In a recent Tenant Advocate article “Energy Management Apps Any Organization Can Afford”  Ashley Halligan, an analyst at Software Advice, describes the emergence of accessible low-cost applications that help building owners/operators identify opportunities to improve energy efficiency.  This article is encouraging because while there are large full service software suites that can be afforded by larger players, similar services are accessible to even mom & pop landlords who are equally motivated to improve their property’s energy consumption. This allows smaller owners to focus investment on actual upgrades or opportunities investment in driving efficiencies. Using software to identify and implement solutions is crucial in improving building energy use and while I am all for such an approach this article brought to mind another huge area to help drive improvements: Leases.

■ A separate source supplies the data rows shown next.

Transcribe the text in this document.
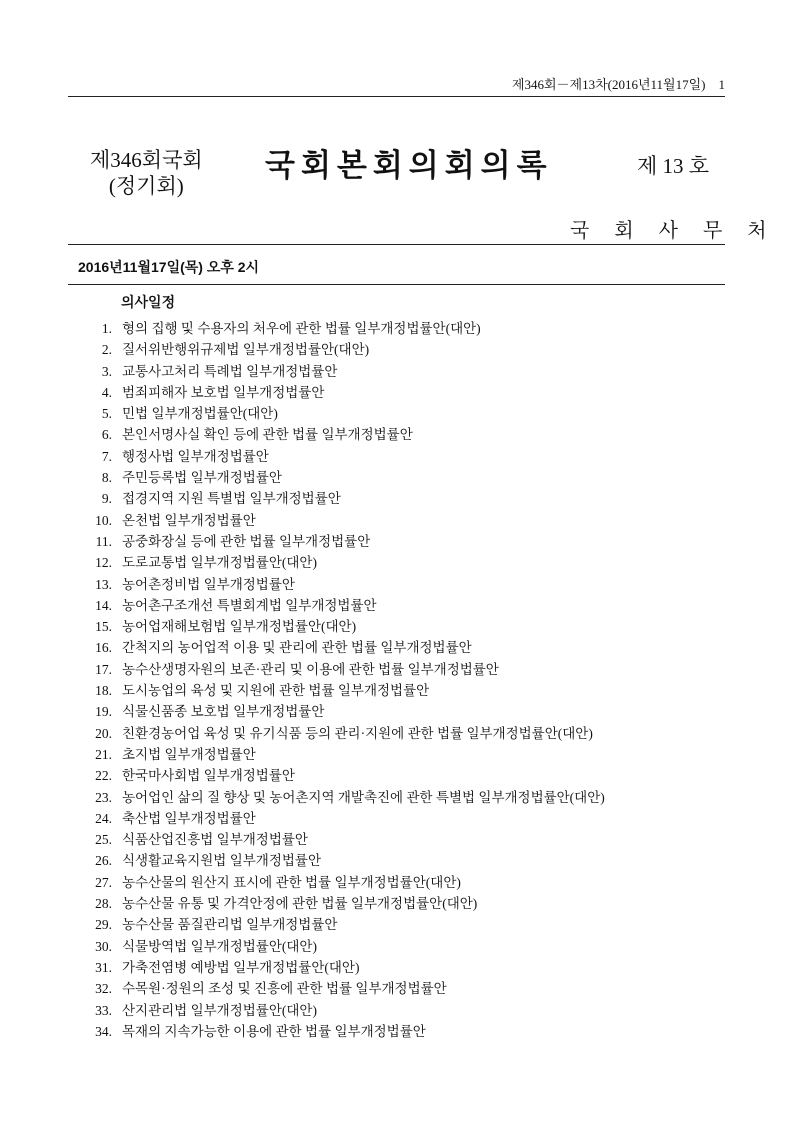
제346회－제13차(2016년11월17일)　1
제346회국회
(정기회)
국회본회의회의록	제 13 호
국 회 사 무 처
2016년11월17일(목) 오후 2시
의사일정
1. 형의 집행 및 수용자의 처우에 관한 법률 일부개정법률안(대안)
2. 질서위반행위규제법 일부개정법률안(대안)
3. 교통사고처리 특례법 일부개정법률안
4. 범죄피해자 보호법 일부개정법률안
5. 민법 일부개정법률안(대안)
6. 본인서명사실 확인 등에 관한 법률 일부개정법률안
7. 행정사법 일부개정법률안
8. 주민등록법 일부개정법률안
9. 접경지역 지원 특별법 일부개정법률안
10. 온천법 일부개정법률안
11. 공중화장실 등에 관한 법률 일부개정법률안
12. 도로교통법 일부개정법률안(대안)
13. 농어촌정비법 일부개정법률안
14. 농어촌구조개선 특별회계법 일부개정법률안
15. 농어업재해보험법 일부개정법률안(대안)
16. 간척지의 농어업적 이용 및 관리에 관한 법률 일부개정법률안
17. 농수산생명자원의 보존·관리 및 이용에 관한 법률 일부개정법률안
18. 도시농업의 육성 및 지원에 관한 법률 일부개정법률안
19. 식물신품종 보호법 일부개정법률안
20. 친환경농어업 육성 및 유기식품 등의 관리·지원에 관한 법률 일부개정법률안(대안)
21. 초지법 일부개정법률안
22. 한국마사회법 일부개정법률안
23. 농어업인 삶의 질 향상 및 농어촌지역 개발촉진에 관한 특별법 일부개정법률안(대안)
24. 축산법 일부개정법률안
25. 식품산업진흥법 일부개정법률안
26. 식생활교육지원법 일부개정법률안
27. 농수산물의 원산지 표시에 관한 법률 일부개정법률안(대안)
28. 농수산물 유통 및 가격안정에 관한 법률 일부개정법률안(대안)
29. 농수산물 품질관리법 일부개정법률안
30. 식물방역법 일부개정법률안(대안)
31. 가축전염병 예방법 일부개정법률안(대안)
32. 수목원·정원의 조성 및 진흥에 관한 법률 일부개정법률안
33. 산지관리법 일부개정법률안(대안)
34. 목재의 지속가능한 이용에 관한 법률 일부개정법률안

I am continuously encouraged by the approach owners & operators of commercial buildings are taking to improving energy use in their properties. These groups see such opportunities as not only a way to improve their bottom-lines but also as a way to attract tenants who are increasingly sensitive to green initiatives. However, on the tenant side it often seems the interest is mainly driven by motives to improve perception in the marketplace whether with talent or with customers, with perhaps the exception being corporate campus occupiers. Smaller players are limited in driving such improvements.

While these tools are great steps in the right direction and perception is indeed a healthy incentive for tenants, LL’s can align their common interests with tenants through lease structures and incentives. Even though careful consideration is given in many leases on how operating expenses are passed through to occupiers and how those expenses will grow based on base year consumption rates, the upside for improvement could be greater.  Leases could use more progressive terms with regard to energy use including opportunities to save on pass thru expenses/rent in the case of triple net (NNN) leases. Improving tenant’s incentives to reduce energy use both empowers those capable of changing their usage behavior and helps LL’s gain an ally in their quest to reduce opex.

This need not become a contentious point in leasing but rather an area that could establish common ground in a given transaction.